News from the Capitol on pensions and health care

State Rep. Donna Howard of Austin questions Education Commissioner Mike Morath Monday in a House Appropriations Committee meeting.

 

The pace is starting to pick up at the Capitol this week, with a flurry of activity related to public education scheduled.

Today the House Appropriations Committee heard testimony from Texas Education Agency and Teacher Retirement System of Texas officials getting lawmakers up to speed on school security measures being implemented by districts, a primer on school finance and how are schools are funded, as well as an overview of pensions, and health care for both retired and active school employees.

We’ll be covering more on school safety measure in upcoming Hotlines, but the status on pensions and health care may sound familiar.

Pensions
TRS last summer reduced its expected rate of return on investments—from 8 percent to 7.25 percent—which significantly raised the current funding period for the TRS pension plan to about 80 years. Texas statute requires that the funding period be less than 31 years before considering any benefit increases and remain under 31 years after providing any increases.

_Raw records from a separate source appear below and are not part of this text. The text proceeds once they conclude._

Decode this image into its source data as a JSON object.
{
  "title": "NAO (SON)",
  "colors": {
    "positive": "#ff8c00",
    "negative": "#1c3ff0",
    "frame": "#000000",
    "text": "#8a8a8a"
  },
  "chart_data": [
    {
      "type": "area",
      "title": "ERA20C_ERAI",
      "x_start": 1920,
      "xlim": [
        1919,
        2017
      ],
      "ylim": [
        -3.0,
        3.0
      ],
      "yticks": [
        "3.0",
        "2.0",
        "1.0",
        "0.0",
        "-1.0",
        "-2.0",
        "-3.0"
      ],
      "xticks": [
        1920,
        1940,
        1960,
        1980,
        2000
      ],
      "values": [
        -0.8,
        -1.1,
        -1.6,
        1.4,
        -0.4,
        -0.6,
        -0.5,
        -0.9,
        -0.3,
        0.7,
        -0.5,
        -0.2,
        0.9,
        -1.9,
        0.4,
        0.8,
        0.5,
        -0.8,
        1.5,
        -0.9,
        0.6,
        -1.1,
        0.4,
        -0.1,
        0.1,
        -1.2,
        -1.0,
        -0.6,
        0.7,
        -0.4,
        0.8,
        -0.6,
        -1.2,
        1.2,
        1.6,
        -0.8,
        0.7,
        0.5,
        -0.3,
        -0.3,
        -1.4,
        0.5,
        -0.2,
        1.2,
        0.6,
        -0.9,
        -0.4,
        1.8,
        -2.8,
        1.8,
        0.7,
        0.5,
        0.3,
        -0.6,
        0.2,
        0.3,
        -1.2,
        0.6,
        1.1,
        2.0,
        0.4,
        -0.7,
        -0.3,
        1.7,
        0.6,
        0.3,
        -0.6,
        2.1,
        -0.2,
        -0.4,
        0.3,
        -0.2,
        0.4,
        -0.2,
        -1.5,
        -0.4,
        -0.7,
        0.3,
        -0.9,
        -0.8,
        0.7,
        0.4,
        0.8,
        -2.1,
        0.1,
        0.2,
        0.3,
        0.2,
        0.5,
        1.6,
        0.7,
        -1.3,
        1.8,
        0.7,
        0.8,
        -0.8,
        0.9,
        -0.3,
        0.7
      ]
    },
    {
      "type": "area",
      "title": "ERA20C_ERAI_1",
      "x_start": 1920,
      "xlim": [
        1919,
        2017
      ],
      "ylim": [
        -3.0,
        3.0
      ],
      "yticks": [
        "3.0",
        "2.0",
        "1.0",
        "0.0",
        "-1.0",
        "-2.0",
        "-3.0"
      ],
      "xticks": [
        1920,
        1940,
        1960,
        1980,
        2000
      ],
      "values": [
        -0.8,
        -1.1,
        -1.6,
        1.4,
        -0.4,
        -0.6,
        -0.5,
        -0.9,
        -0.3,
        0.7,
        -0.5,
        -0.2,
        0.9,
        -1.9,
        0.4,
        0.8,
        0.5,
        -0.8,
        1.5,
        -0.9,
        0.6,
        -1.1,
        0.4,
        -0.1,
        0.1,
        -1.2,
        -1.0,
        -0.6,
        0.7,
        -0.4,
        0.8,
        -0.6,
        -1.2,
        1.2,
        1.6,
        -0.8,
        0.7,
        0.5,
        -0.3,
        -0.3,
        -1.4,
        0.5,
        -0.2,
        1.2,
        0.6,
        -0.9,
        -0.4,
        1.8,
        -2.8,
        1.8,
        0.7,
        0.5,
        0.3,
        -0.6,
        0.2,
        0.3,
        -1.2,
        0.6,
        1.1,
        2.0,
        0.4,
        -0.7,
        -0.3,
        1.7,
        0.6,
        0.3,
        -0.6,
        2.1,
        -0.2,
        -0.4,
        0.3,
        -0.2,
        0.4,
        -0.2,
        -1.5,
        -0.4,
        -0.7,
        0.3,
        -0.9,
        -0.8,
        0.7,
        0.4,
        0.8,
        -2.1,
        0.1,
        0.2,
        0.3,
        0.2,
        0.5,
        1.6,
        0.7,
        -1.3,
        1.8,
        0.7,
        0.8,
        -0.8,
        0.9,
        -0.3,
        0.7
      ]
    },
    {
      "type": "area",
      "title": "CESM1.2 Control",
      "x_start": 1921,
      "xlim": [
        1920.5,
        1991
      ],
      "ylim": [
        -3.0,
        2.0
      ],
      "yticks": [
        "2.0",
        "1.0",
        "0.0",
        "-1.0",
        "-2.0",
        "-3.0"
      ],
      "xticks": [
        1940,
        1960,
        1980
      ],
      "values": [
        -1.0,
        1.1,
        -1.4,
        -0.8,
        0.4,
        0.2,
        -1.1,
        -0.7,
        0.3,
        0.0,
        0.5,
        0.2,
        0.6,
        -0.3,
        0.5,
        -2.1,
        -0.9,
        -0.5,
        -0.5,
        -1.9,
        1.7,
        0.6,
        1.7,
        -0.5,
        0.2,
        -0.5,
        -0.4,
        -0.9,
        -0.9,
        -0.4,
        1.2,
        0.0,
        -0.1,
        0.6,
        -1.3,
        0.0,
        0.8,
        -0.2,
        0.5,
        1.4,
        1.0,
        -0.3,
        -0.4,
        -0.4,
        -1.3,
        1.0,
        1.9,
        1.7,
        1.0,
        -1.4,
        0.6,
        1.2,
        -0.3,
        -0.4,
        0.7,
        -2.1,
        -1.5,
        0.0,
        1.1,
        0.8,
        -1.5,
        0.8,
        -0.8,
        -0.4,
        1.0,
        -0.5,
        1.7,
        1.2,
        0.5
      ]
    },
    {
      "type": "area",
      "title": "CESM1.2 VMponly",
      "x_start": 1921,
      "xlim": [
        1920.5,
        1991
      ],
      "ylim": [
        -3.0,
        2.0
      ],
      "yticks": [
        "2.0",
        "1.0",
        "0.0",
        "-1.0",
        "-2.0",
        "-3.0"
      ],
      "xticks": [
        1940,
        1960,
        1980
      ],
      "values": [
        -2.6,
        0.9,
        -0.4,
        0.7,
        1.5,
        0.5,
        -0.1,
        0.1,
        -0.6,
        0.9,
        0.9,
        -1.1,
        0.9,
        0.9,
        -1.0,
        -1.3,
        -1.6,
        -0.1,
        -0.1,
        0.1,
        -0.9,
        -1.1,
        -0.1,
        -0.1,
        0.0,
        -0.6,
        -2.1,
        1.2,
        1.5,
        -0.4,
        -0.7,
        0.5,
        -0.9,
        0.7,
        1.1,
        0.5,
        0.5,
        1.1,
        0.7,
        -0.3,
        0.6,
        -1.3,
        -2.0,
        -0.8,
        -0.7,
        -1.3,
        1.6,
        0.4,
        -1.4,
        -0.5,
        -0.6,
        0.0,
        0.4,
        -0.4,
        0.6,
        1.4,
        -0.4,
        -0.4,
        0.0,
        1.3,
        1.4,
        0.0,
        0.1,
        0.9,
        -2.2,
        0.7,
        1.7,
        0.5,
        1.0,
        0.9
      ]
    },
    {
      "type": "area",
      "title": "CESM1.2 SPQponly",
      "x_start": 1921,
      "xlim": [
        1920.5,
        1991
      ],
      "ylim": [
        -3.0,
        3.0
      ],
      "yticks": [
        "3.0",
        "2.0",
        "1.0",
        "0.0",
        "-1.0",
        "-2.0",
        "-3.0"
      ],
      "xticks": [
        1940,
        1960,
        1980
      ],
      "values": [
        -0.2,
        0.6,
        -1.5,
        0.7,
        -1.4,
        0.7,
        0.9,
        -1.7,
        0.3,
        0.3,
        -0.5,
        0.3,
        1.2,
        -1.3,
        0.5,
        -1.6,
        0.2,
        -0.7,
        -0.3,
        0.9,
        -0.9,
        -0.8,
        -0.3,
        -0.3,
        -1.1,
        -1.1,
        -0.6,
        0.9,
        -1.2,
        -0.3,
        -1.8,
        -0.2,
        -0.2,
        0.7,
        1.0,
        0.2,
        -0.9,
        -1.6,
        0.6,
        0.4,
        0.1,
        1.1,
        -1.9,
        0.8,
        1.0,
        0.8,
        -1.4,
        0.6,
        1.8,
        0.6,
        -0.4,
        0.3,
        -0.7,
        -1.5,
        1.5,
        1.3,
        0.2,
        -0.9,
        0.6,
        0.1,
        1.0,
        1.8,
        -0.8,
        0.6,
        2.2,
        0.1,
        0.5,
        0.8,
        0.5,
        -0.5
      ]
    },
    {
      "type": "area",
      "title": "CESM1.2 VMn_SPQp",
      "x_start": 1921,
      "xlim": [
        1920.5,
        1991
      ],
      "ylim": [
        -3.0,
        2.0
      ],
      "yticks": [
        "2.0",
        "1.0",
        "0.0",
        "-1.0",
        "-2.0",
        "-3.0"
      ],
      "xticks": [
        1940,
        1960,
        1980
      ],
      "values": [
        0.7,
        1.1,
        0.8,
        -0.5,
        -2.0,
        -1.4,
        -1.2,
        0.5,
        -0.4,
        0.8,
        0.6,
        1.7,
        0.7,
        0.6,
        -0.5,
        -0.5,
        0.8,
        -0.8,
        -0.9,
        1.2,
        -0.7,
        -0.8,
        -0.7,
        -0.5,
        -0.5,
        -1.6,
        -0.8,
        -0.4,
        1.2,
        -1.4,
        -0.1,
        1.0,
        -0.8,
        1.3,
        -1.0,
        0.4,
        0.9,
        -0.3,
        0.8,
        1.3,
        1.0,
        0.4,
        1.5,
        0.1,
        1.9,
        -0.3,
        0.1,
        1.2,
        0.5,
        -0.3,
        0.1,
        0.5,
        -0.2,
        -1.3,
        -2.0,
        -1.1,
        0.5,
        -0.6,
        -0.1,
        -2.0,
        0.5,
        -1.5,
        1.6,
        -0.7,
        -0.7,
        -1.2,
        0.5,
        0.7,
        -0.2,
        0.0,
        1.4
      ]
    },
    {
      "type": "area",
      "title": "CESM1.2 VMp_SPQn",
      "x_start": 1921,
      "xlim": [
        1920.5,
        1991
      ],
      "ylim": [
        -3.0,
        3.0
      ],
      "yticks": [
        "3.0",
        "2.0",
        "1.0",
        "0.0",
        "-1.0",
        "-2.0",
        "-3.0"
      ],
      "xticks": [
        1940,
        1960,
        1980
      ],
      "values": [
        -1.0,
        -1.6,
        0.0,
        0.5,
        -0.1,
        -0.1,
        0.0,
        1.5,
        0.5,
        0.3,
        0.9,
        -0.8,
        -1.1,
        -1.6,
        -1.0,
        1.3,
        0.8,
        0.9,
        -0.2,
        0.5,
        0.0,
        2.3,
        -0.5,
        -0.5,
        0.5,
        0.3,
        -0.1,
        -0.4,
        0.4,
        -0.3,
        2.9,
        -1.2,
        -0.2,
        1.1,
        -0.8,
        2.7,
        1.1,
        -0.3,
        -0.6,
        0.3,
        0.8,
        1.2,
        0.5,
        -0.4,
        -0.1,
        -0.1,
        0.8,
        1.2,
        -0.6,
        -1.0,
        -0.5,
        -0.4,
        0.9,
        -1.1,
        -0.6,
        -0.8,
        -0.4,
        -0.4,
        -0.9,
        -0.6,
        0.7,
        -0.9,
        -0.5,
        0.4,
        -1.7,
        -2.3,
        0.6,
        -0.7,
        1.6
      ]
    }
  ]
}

Therefore the likelihood of any cost-of-living increase for retirees is zero unless the Legislature increases contributions to the plan. The total contribution increase would need to be at least 1.8 percent more on employee payroll to put the fund in a position for consideration of a cost-of-living increase. Bills have been introduced to increase contributions rates, so we’ll be monitoring them as the session progresses, but the real action for more state investment in the fund will be in the budget proceedings. The state’s contribution—now a very low 6.8 percent compared to other state educator retirement plans and to the 7.7 percent contributed by active school employees–must be raised significantly.

Retiree health care
TRS-Care continues to be funded by a pay-as-you-go system of lawmakers appropriating money each session to cover the costs. Both the House and Senate preliminary budgets contain funding to cover TRS-Care at its existing level of benefits and premium rates. You may recall that TRS-Care took a huge hit in reduced benefits and premium increases last session, so initial proposals would only retain the status quo after those changes. We’ll obviously be sending the message that this is unacceptable. Promises made to retirees for quality and affordable health care must be kept.

Active school employee health care
TRS health plans for active employees will continue to face rising costs, and thus possible premium increases and benefit cuts. The state still has not increased its contribution to employee health care and is paying the same $75 per employee as it has since 2002. That 16 years of inaction by the state has left school employees—once paying about one-third of their coverage—now paying more than two thirds of their coverage.

Bills have been introduced to increase the state contribution to health care, and we’ll highlight one of them that makes a lot of sense—HB 1219 by Rep. Roland Gutierrez (D-San Antonio). His bill requires TRS-ActiveCare to offer a plan comparable to the Employees Retirement System of Texas (ERS) Health Select plan for state employees. And it requires state contributions for active school employees be sufficient to pay the full cost of employee-only coverage when combined with the minimum required district contribution.